All claims trace to passing tests in veloxquant_mlx/tests/cache/test_streaming_llm_cache.py (15 tests) and veloxquant_mlx/tests/quantizers/test_streaming_llm.py (17 tests):

  • init_streaming_window creates empty buffers with correct shapes
  • Sink tokens absorb first n_sink positions correctly
  • Sink buffer is frozen after n_sink fill — additional tokens go to recent window
  • tokens_seen accumulates correctly over multiple calls
  • Recent FIFO trims to window_size when exceeded
  • n_recent <= window_size holds across 20 single-token decode steps
  • n_sink + n_recent <= n_sink + window_size at all times (30-step stress test)
  • stream_get_kv returns [n_sink + n_recent, D] combined tensor, dtype fp16
  • Sink rows appear first in output (verified against known token values)
  • stream_fp16_bytes = (n_sink + n_recent) × D × 4 (K + V, fp16)
  • streaming_ratio == 1.0 when all tokens fit; > 1.0 after overflow
  • Large prefill (S=1000 with n_sink=4, window=8) trims to exactly 12 output positions
  • n_sink=0 edge case: all tokens go to recent window
  • Determinism; for_model config propagation (_n_sink, _window_size)

The offline harness in benchmark_scripts/benchmark_streaming_llm.py measures streaming_ratio and ms/head across (seq_len, window_size) sweep on synthetic data — synthetic, not model-level.

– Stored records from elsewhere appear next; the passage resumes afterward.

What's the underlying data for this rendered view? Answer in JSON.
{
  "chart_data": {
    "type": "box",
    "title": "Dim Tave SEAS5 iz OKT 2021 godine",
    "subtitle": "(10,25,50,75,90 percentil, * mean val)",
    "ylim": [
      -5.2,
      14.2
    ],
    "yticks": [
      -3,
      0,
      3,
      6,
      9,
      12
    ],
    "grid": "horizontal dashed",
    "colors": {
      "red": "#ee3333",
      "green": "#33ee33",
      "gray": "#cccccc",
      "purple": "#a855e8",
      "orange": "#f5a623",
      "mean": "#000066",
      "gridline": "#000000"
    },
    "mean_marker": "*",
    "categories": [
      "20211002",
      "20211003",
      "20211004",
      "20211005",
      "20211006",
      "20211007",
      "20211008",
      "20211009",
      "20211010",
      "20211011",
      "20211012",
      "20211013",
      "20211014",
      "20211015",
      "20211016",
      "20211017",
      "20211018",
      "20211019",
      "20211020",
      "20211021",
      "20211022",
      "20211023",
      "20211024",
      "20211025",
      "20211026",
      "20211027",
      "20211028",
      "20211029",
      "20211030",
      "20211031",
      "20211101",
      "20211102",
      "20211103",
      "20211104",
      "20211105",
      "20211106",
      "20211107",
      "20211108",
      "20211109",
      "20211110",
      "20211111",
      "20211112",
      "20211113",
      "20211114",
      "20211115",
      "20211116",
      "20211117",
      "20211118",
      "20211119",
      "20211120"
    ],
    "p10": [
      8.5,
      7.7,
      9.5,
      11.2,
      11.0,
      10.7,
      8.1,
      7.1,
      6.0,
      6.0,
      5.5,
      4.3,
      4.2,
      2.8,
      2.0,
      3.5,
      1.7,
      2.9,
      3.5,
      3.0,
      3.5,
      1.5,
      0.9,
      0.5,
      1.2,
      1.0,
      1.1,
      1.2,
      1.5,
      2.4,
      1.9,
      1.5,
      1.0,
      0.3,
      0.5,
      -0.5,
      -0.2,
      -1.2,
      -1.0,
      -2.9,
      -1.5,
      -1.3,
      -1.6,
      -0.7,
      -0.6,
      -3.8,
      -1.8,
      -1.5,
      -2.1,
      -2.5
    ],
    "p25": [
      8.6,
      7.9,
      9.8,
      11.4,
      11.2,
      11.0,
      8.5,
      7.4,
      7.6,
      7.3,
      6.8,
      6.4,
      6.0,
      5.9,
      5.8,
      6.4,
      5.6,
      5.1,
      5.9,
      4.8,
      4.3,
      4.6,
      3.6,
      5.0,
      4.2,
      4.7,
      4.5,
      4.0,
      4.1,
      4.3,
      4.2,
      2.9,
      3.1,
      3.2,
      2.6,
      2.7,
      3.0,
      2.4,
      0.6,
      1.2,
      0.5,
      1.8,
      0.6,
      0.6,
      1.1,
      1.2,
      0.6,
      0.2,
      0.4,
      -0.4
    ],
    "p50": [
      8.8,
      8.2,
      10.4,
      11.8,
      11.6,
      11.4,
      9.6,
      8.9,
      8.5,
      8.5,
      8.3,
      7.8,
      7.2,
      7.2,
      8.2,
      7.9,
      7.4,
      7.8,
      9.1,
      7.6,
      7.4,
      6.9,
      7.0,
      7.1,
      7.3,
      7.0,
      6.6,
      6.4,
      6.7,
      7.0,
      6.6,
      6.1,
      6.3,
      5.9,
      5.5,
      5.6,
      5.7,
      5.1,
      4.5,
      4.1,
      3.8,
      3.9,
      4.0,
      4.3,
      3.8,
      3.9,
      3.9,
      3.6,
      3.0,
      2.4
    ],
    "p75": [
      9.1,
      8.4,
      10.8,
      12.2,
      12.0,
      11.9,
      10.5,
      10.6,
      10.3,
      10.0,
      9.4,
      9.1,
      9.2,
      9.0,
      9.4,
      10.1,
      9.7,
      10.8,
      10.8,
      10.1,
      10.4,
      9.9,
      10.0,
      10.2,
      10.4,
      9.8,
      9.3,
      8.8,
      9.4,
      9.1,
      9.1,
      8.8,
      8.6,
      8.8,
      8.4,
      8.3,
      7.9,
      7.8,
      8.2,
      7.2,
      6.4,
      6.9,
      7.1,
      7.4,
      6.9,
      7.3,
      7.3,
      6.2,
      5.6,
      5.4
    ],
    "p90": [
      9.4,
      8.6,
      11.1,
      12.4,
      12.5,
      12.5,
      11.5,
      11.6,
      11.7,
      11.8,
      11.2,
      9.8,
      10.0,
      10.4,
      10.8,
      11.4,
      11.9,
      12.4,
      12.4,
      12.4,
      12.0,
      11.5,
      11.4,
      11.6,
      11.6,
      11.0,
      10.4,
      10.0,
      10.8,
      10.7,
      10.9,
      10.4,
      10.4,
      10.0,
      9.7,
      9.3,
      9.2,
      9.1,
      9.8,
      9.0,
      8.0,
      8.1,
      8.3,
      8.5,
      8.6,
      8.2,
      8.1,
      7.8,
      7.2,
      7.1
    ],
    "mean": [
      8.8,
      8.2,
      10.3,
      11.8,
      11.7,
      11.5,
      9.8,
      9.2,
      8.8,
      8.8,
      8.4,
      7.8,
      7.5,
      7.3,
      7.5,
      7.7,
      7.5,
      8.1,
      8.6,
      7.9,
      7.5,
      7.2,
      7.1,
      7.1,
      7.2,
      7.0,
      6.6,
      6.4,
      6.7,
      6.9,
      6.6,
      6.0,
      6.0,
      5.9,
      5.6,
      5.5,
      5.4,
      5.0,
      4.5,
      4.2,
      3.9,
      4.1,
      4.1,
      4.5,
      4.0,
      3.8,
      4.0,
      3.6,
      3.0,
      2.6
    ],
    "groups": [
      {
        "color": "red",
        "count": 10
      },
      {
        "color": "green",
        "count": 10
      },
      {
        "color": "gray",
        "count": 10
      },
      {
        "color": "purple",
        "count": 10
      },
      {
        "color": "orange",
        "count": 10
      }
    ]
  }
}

No model-level benchmark has been run. Until results_streaming_llm.json is committed with hardware numbers, no throughput or perplexity figures are claimed.

When to use it

StreamingLLM-adapted is a constant-memory streaming method: use it when you need to generate arbitrarily long sequences at a fixed memory footprint — real-time assistants, streaming summarization, long-running agents. The eviction is purely positional, so it pairs naturally with quantization on the kept tokens.

ScenarioRecommended method
Compress all tokens uniformlyKIVI-2bit
Hard cap on token count — evict by importance scoreSnapKV-adapted
Hard cap on token count — constant memory, streaming generationStreamingLLM-adapted
Protect high-attention tokens while compressing restZipCache-adapted
Recover quality from aggressive quantizationGEAR

SnapKV-adapted vs StreamingLLM-adapted: SnapKV evicts once at prefill by attention score and then grows during decode. StreamingLLM evicts continuously by position and stays constant-memory forever. If you need constant decode-phase memory, use StreamingLLM-adapted.